Dear Editor,
One asks, “Why is history important?” Let me ask you something. Why is it not?
Think of the longest timeline you can imagine. Then, picture taking a millimeter slice out of it. You know what that miniscule slice of time is? Your life, from the time you were born to the day you leave this world. The line ahead is unknown, unexplored time, but what’s before that we do know.
You are living history. Your very existence, as each second slips away, in becoming the past. Your history in inescapable. The questions, the big questions that are the base of all others, are answered through history.
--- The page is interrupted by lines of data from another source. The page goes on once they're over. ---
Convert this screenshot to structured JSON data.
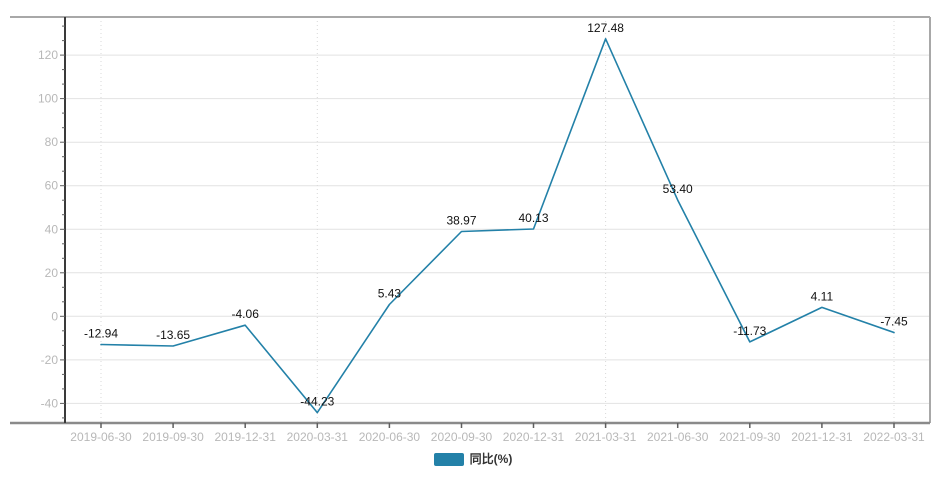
{
  "chart_data": {
    "type": "line",
    "title": "",
    "xlabel": "",
    "ylabel": "",
    "categories": [
      "2019-06-30",
      "2019-09-30",
      "2019-12-31",
      "2020-03-31",
      "2020-06-30",
      "2020-09-30",
      "2020-12-31",
      "2021-03-31",
      "2021-06-30",
      "2021-09-30",
      "2021-12-31",
      "2022-03-31"
    ],
    "series": [
      {
        "name": "同比(%)",
        "color": "#2381a8",
        "values": [
          -12.94,
          -13.65,
          -4.06,
          -44.23,
          5.43,
          38.97,
          40.13,
          127.48,
          53.4,
          -11.73,
          4.11,
          -7.45
        ]
      }
    ],
    "data_labels": [
      "-12.94",
      "-13.65",
      "-4.06",
      "-44.23",
      "5.43",
      "38.97",
      "40.13",
      "127.48",
      "53.40",
      "-11.73",
      "4.11",
      "-7.45"
    ],
    "data_labels_visible": true,
    "data_label_position": "top",
    "ylim": [
      -49,
      137.5
    ],
    "y_ticks": [
      -40,
      -20,
      0,
      20,
      40,
      60,
      80,
      100,
      120
    ],
    "grid": "horizontal",
    "x_dotted_gridline_indices": [
      0,
      3,
      7,
      11
    ],
    "legend": {
      "position": "bottom",
      "items": [
        "同比(%)"
      ]
    },
    "colors": {
      "series": "#2381a8",
      "grid_line": "#e2e2e2",
      "dotted_line": "#d8d8d8",
      "y_axis_line": "#3a3a3a",
      "x_axis_line": "#8a8a8a",
      "frame_line": "#a8a8a8",
      "axis_tick": "#5f5f5f",
      "tick_label": "#b8b8b8",
      "data_label": "#111111",
      "legend_text": "#333333",
      "background": "#ffffff"
    }
  }
}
Each of us has a set of parents, and they each had their own parents before that, creating a genealogy that stretched back along the timeline to the beginning of history, to Adam, the first man.
History is our physical foundation.
Every part of our lives, our world, our society, and our morals are built on the experiences of others.
There is a history to everything around you.
When we study it, we realize that history repeats itself.
It’s human nature to make mistakes, but God gives us the ability to learn from them. He gave us a knowledge of the past so we can study the lives of other people who made mistakes and learn from their experiences.
We can’t even begin to understand the present until we are familiar with the past.
We cannot even understand ourselves, or who we are. Each of us is the equivalent of our past life.
Another reason to look into the events of history is to realize just how rich and amazing the many different cultures of this world are. We can see how modern ideas and views formulated, and watch the changes and advances that have been established over the centuries.
Our existence is only a fraction of a much bigger plan, a story, His story, which has been playing out for thousands of years.